SOLEMNIDAD DE CRISTO REY - Ez 34,11-12.15-17 - 1 Cor 15, 20-26a.28- Mt 25, 31-46

. Vivimos en una época en la que, por un lado,  se agudiza la tensión entre la diversidad y las desigualdades de pueblos, naciones y culturas y, por otro,  crece la conciencia de formar parte de un mundo único, casa común en la que los problemas de unos nos afectan a todos y repercuten, además, en las generaciones futuras. El sistema económico,  la técnica, las comunicaciones han roto las fronteras de tiempo y del espacio pero sigue siendo urgente y necesario globalizar la justicia para todos, la solidaridad y la esperanza.

. La fiesta de hoy habla de unidad y diversidad. La parábola nos sitúa al final de la historia “cuando el Hijo del hombre venga en su gloria acompañado de todos sus ángeles”. Hay una llamada a todos para que se reúnan ante quien es “Señor de la historia”. Pero, curiosamente, el acento no está puesto tanto  en el futuro como  en  acciones muy concretas referidas al presente real (comida, ropa, algo de beber, un techo, hospedar, visitar…). Cristo que aparecerá en gloria y majestad se identifica sin embargo con los colectivos más pobres y necesitados, los que viven a nuestro lado, nosotros mismos, quienes pasean por nuestras calles.
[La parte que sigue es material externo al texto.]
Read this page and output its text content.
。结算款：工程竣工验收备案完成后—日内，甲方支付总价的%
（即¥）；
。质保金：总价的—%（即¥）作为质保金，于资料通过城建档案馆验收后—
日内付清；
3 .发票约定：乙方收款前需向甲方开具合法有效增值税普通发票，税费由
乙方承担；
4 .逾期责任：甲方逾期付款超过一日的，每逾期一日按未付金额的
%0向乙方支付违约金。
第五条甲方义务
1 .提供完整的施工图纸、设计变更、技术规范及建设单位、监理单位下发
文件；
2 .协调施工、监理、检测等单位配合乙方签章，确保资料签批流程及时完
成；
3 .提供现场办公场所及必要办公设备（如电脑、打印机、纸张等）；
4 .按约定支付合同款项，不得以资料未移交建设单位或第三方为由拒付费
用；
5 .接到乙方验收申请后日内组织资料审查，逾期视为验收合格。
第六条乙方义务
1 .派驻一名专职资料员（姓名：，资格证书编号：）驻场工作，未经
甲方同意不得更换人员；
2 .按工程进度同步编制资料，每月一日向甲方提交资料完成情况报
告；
. Esta fiesta nos es -la Palabra bien nos lo recuerda-,  la consagración de los poderes de este mundo, ni del modo que tienen de ejercerse. Es más bien un recordatorio, en primer lugar para  la Iglesia, de dónde hemos de poner nuestras fidelidades, de a quién debemos servir, de cuáles deben ser nuestras prioridades. No en los que cuentan a los ojos del mundo, sino en aquellos que cuentan, aparentemente, muy  poco. Es, por ello, una respuesta a la más universal de las esperanzas humanas:  nos asegura que la injusticia y el mal no tendrán la última palabra, y al mismo tiempo nos exhorta a vivir de forma que el juicio no sea para nosotros de condena sino de salvación.
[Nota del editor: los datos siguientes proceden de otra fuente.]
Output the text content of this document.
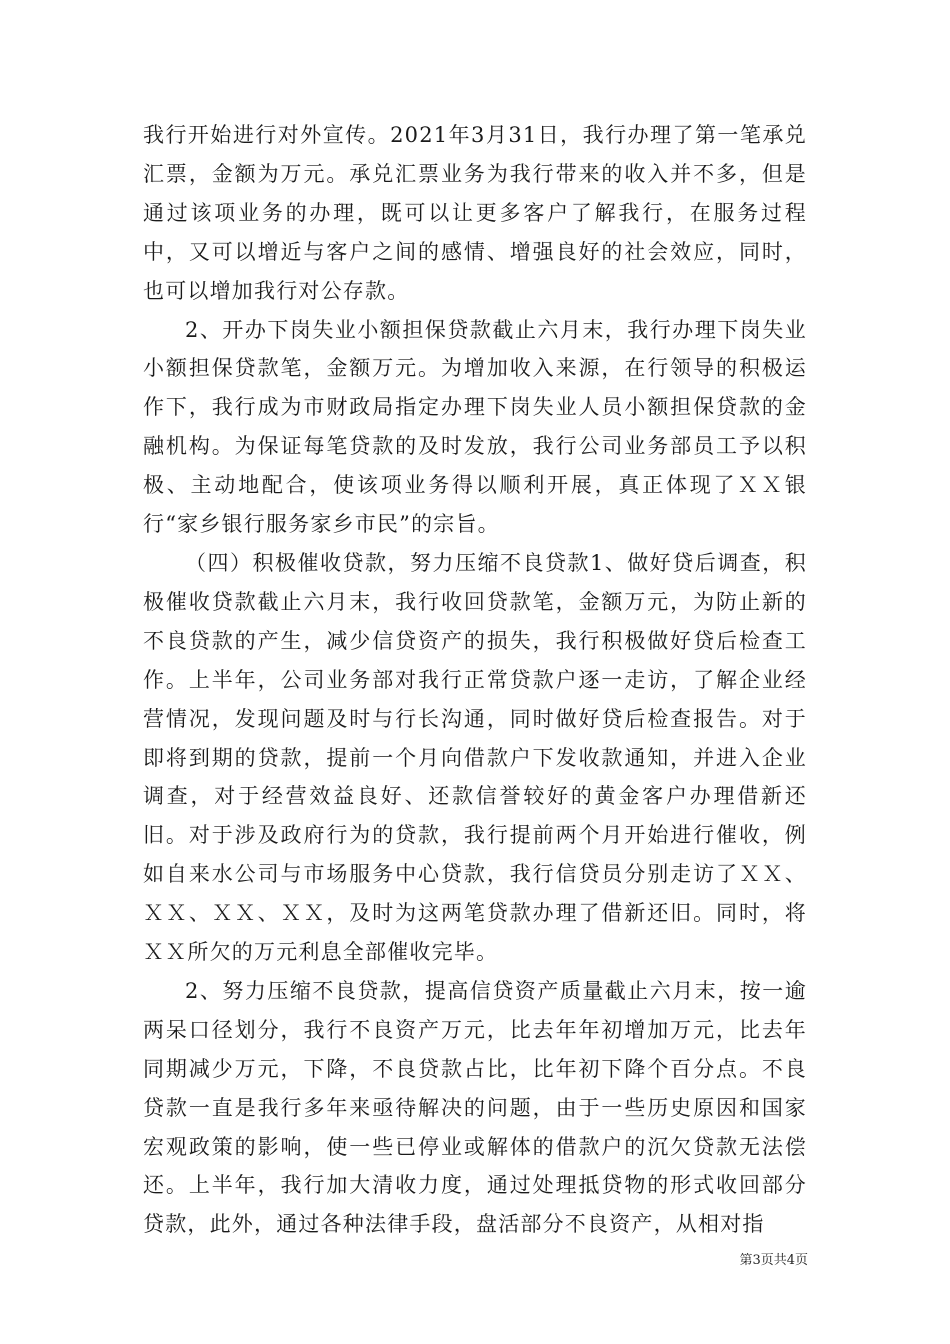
我行开始进行对外宣传。2021年3月31日，我行办理了第一笔承兑汇票，金额为万元。承兑汇票业务为我行带来的收入并不多，但是通过该项业务的办理，既可以让更多客户了解我行，在服务过程中，又可以增近与客户之间的感情、增强良好的社会效应，同时，也可以增加我行对公存款。

2、开办下岗失业小额担保贷款截止六月末，我行办理下岗失业小额担保贷款笔，金额万元。为增加收入来源，在行领导的积极运作下，我行成为市财政局指定办理下岗失业人员小额担保贷款的金融机构。为保证每笔贷款的及时发放，我行公司业务部员工予以积极、主动地配合，使该项业务得以顺利开展，真正体现了ＸＸ银行“家乡银行服务家乡市民”的宗旨。

（四）积极催收贷款，努力压缩不良贷款1、做好贷后调查，积极催收贷款截止六月末，我行收回贷款笔，金额万元，为防止新的不良贷款的产生，减少信贷资产的损失，我行积极做好贷后检查工作。上半年，公司业务部对我行正常贷款户逐一走访，了解企业经营情况，发现问题及时与行长沟通，同时做好贷后检查报告。对于即将到期的贷款，提前一个月向借款户下发收款通知，并进入企业调查，对于经营效益良好、还款信誉较好的黄金客户办理借新还旧。对于涉及政府行为的贷款，我行提前两个月开始进行催收，例如自来水公司与市场服务中心贷款，我行信贷员分别走访了ＸＸ、ＸＸ、ＸＸ、ＸＸ，及时为这两笔贷款办理了借新还旧。同时，将ＸＸ所欠的万元利息全部催收完毕。

2、努力压缩不良贷款，提高信贷资产质量截止六月末，按一逾两呆口径划分，我行不良资产万元，比去年年初增加万元，比去年同期减少万元，下降，不良贷款占比，比年初下降个百分点。不良贷款一直是我行多年来亟待解决的问题，由于一些历史原因和国家宏观政策的影响，使一些已停业或解体的借款户的沉欠贷款无法偿还。上半年，我行加大清收力度，通过处理抵贷物的形式收回部分贷款，此外，通过各种法律手段，盘活部分不良资产，从相对指

第3页共4页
. Se trata, en el fondo, de asumir y vivir la actitud del Dios-pastor del que nos habla el profeta Ezequiel: cuidado a atención a cada una de las ovejas, especialmente las heridas, las enfermas; no aprovecharse  de las ovejas ni  oprimirlas e como hacen los que ejercen su autoridad buscando solo el poder y la gloria. Ser buenos pastores, acompañantes, compañeros de camino… es la grandeza de nuestra vocación como pastores en la vida sacerdotal, religiosa y matrimonial. Es nuestra actitud ante el ser humano lo que se juzga;  un juicio, más práctico que teórico,  sobre el amor y la misericordia: ¿cómo amé?.¿Cómo me entregué a mi mujer-marido-hijos...?.

. ¡Lo que va a valer, al final de todo,  una obra buena!.  Así de sencillo y así de complicado: la prueba final de toda búsqueda de la salvación será el amor. La familia a de  enseñarnos y de ayudarnos a vivir lo decisivo: compasión y la ayuda a quien nos necesita.  “Al final de la vida se nos examinará del amor”, escribe san Juan de la Cruz, el amor hecho obras concretas.  Con la gracia de Dios y nuestra disponibilidad a colaborar con ella, aprobaremos un examen, del que sabemos las preguntas y escucharemos, Dios lo quiera : “Venid, vosotros, benditos de mi Padre”. Que Jesús, “primicia” de una nueva humanidad, de una nueva creación,   reine en nuestros corazones y en nuestras familias y comunidades. Que así sea con la Gracia de Dios.